On Wednesday, trade unions at IRSN, France’s nuclear safety expert, sharply criticized a parliamentary report published the previous day on the reorganization of nuclear safety as “partial and biased”.
Controversy surrounding the merger of IRSN and ASN: Unions denounce incomplete report
The report recommends the merger of the Institut de Radioprotection et Sûreté Nucléaire (IRSN) and the Autorité de Sûreté Nucléaire, the French nuclear power plant regulator, a controversial reform that the French government is keen to push through as part of its drive to revitalize nuclear power in France.
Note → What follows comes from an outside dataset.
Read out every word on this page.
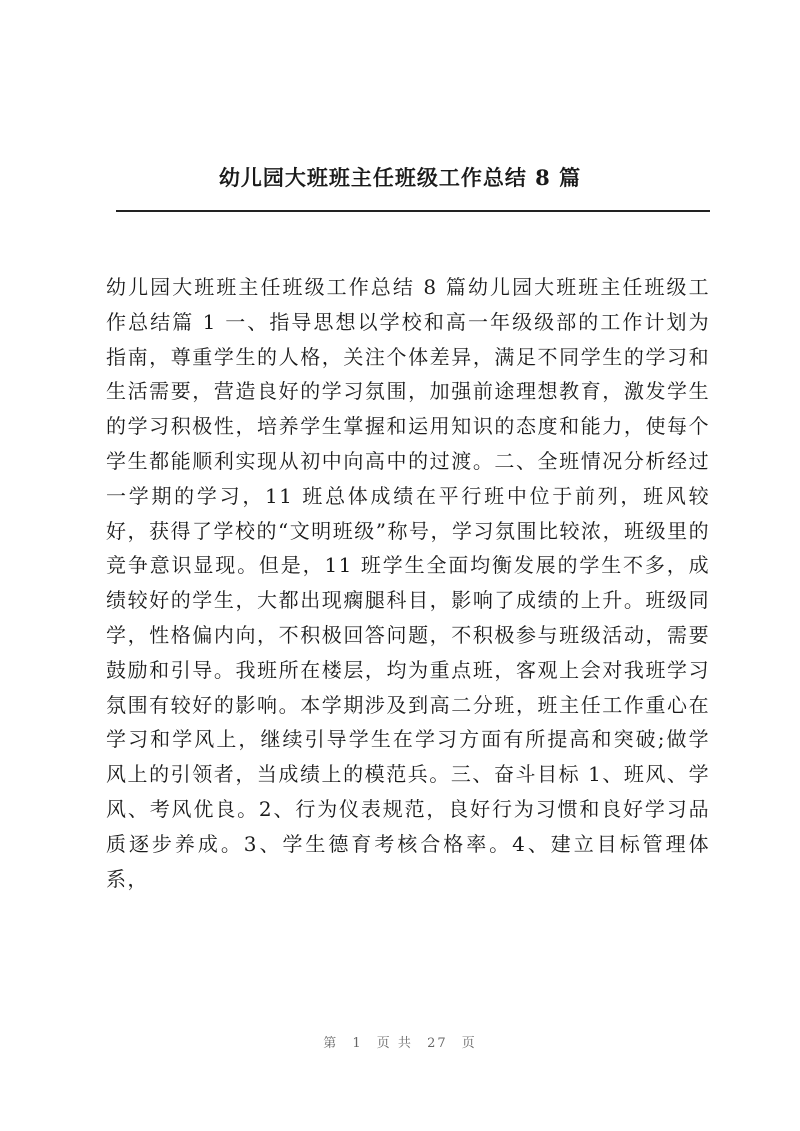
幼儿园大班班主任班级工作总结 8 篇

幼儿园大班班主任班级工作总结 8 篇幼儿园大班班主任班级工作总结篇 1 一、指导思想以学校和高一年级级部的工作计划为指南，尊重学生的人格，关注个体差异，满足不同学生的学习和生活需要，营造良好的学习氛围，加强前途理想教育，激发学生的学习积极性，培养学生掌握和运用知识的态度和能力，使每个学生都能顺利实现从初中向高中的过渡。二、全班情况分析经过一学期的学习，11 班总体成绩在平行班中位于前列，班风较好，获得了学校的“文明班级”称号，学习氛围比较浓，班级里的竞争意识显现。但是，11 班学生全面均衡发展的学生不多，成绩较好的学生，大都出现瘸腿科目，影响了成绩的上升。班级同学，性格偏内向，不积极回答问题，不积极参与班级活动，需要鼓励和引导。我班所在楼层，均为重点班，客观上会对我班学习氛围有较好的影响。本学期涉及到高二分班，班主任工作重心在学习和学风上，继续引导学生在学习方面有所提高和突破;做学风上的引领者，当成绩上的模范兵。三、奋斗目标 1、班风、学风、考风优良。2、行为仪表规范，良好行为习惯和良好学习品质逐步养成。3、学生德育考核合格率。4、建立目标管理体系，

第 1 页 共 27 页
“Where is the complete, transparent and rigorous diagnosis? The IRSN inter-union group thought that the Parliamentary Office for Scientific and Technological Choices (Opecst) would carry out serious work on the consequences of reorganizing ASN and IRSN. We’re a long way from that,” emphasize the CFDT, CFE-CGC and CGT unions in a press release, who believe that Opecst has placed itself “at the service of the government”.
The report “does not get to the heart of the impact analysis, and even glosses over certain negative consequences”, they lament. Focused on activities related to plant safety, they say it fails to address “the impact of the proposed merger on national defense installations, radiation protection of populations, surveillance of the territory, research…”. “The recommendations made by IRSN and ASN in favor of the merger appear to be totally off the mark. And the speed with which the Minister for Energy Transition reacted, announcing that this report enabled her to propose to the President of the Republic that he reconsider the merger project, even suggests that this process was programmed in advance,” add the staff representatives.
The unions are once again calling for “a pluralist diagnosis of the existing system”, in the face of a proposed merger that they believe will “degrade the research-expertise-decision process, which is the guarantor of the safety of nuclear facilities”. In April, the government had failed in Parliament to merge IRSN and ASN in express mode, a reform designed to “fluidify” decisions, according to the government.